Emily Brent sacaba de la sartén el último huevo frito. Disponiendo otro pedazo de pan para tostarlo, Vera observó:
—Usted tiene una calma extraordinaria, miss Brent.
—Me enseñaron en mi juventud a dominar los nervios y a no causar molestias.
—Entonces, ¿no tiene miedo? —Vera hizo una pausa y añadió—: ¿O no teme a la muerte?
¡Morir! Emily Brent tuvo una sensación como si una aguja le traspasase la cabeza. ¿Morir? Los demás morían, pero no ella… Esta Vera no comprendía nada. Los Brent no habían tenido jamás miedo. Sus antepasados estuvieron al servicio del rey y afrontaron la muerte con serenidad. Llevaron una vida tan recta como ella… Jamás había hecho algo que la hiciese sonrojarse. «El señor vela por los suyos.
No temáis los terrores de la noche, ni la flecha que golpea el día…» ¡Estamos en pleno día; la luz alejaba los fantasmas! «Ninguno de nosotros abandonará esta isla.» ¿Quién dijo estas palabras? El general MacArthur, cuyo primo estaba casado con Elsie MacPherson. No parecía que le hubiese atormentado esta idea y la acogió con serenidad. ¡Fue impío! Ciertas personas hacen tan poco caso de la muerte, que se suprimen ellos mismos. Beatriz Taylor. Esta noche pasada soñó son Beatriz. La veía apoyada en la ventana, la cara pegada a los vidrios, suplicándole que la dejase entrar. Pero ella la había dejado fuera. De haberle permitido entrar en su cuarto, aquella gran desgracia no hubiese ocurrido.

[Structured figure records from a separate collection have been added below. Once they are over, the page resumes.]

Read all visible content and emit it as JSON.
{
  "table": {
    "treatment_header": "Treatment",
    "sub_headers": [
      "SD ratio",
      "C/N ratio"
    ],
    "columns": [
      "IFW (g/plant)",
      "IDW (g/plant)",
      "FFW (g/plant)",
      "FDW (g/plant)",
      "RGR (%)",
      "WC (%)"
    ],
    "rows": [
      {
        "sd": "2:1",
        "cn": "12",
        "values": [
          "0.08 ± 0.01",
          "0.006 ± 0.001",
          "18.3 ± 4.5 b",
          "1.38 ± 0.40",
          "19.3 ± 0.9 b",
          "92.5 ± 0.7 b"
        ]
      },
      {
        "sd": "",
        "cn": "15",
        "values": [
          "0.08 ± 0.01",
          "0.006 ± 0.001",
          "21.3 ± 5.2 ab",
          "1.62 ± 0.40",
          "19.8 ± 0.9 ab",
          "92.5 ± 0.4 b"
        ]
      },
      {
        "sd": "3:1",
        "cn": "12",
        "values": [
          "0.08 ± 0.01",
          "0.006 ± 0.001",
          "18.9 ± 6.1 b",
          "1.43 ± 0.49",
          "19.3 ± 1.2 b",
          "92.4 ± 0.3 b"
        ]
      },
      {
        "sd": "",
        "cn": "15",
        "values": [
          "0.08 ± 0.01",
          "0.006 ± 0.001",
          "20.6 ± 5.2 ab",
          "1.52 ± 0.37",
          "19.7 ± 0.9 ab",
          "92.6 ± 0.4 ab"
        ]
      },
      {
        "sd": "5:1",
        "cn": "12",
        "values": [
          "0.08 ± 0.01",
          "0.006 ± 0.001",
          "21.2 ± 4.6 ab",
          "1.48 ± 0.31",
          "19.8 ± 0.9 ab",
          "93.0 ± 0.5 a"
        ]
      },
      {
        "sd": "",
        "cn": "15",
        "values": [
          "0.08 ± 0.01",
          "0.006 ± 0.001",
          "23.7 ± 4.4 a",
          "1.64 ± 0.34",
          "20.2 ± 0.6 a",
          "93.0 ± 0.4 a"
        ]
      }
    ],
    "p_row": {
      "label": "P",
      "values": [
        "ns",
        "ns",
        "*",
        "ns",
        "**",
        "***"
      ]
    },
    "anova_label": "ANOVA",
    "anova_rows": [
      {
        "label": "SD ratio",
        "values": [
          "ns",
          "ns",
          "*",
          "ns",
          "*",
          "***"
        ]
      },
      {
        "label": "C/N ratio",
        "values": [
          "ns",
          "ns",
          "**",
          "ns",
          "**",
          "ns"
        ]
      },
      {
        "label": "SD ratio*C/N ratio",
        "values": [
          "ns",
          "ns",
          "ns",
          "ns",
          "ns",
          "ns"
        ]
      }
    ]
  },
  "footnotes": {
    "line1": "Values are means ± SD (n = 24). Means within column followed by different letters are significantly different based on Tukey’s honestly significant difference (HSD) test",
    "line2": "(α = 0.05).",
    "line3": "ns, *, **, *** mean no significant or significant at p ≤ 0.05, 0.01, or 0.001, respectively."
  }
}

Emily tembló. Su joven amiga la miraba de forma extraña; entonces dijo vivamente:
—¿Todo está dispuesto? Vamos a servir el desayuno.
Ese desayuno se salió de lo corriente. Cada uno mostróse extremadamente solícito con su vecino de mesa.
—Miss Brent, ¿puedo servirle el café?
—Mis Claythorne, ¿quiere una lonja de jamón?
—¿Un poco más de asado?
Había seis personas, todas aparentemente normales y dueñas de su sangre fría. Pero en su fuero interno las ideas daban vueltas como ardillas enjauladas.
¿A quién le tocará? ¿A quién? ¿Cómo? ¿Cuándo? ¿Lo logrará esta vez?
Me lo pregunto. ¡Si me diesen tiempo! Dios mío, ¿me dejarán tiempo?
Locura mística… eso es, seguramente. Mirándola, jamás se dudaría. ¿Y si me equivocase?
Pierdo la cabeza. Mi lana ha desaparecido… las cortinas rojas también… esto no tiene sentido. No comprendo nada ni veo jota.
¡Esta especie de cretino se ha tragado todo lo que le he contado! ¡Atención, sin embargo!
Seis negritos de porcelana… No quedan más que seis. ¿Cuántos habrá esta noche?
Todo eso pensaban, inquietos, en tanto comían.
—¿Quién quiere el último huevo?
—¿Un poco de mermelada?
—Gracias. ¿Un pastelillo?
Eran seis a desayunar y todos se conducían como seres normales.